On Walgreens' "challenging retail trends," tax headwinds

Indeed, Walgreens shares fell nearly 12% on Thursday alone following the release of its slightly stronger-than-expected fiscal first-quarter 2024 results. The company's quarterly revenue grew 10% year over year, to $36.7 billion, while its adjusted (non-GAAP) earnings simultaneously declined more than 43% to to $571 million, or $0.66 per share.

Management blamed the contracting earnings on "challenging retail market trends in the U.S.," as well as a 21 percentage-point headwind from higher taxes.
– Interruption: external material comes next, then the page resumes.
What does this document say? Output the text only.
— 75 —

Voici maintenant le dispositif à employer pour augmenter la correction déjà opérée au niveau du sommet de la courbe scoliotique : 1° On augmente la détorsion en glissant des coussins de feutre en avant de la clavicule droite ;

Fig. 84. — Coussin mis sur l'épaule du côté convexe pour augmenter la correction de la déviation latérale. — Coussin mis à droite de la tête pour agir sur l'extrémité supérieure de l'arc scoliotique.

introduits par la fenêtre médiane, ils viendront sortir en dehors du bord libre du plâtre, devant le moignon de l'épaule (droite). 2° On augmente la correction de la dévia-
Even so, both the top and bottom lines arrived above Wall Street's consensus estimates for earnings of $0.61 per share on lower revenue of $34.9 billion.

Ending a 47-year streak of dividend increases

More concerning to investors, however, was Walgreens' decision to lower its quarterly dividend payout by 48% to $0.25 per share. That's hardly a surprising move considering its steep earnings contraction over the past year. But it's especially noteworthy as the company had previously increased its dividend payments for each of the past 47 years.

In the end, it's hard to blame Walgreens' management for what appears to be an astute move to align capital disbursements to the company's underlying earnings trends. But it's also no surprise to see the stock pulling back in response to the news.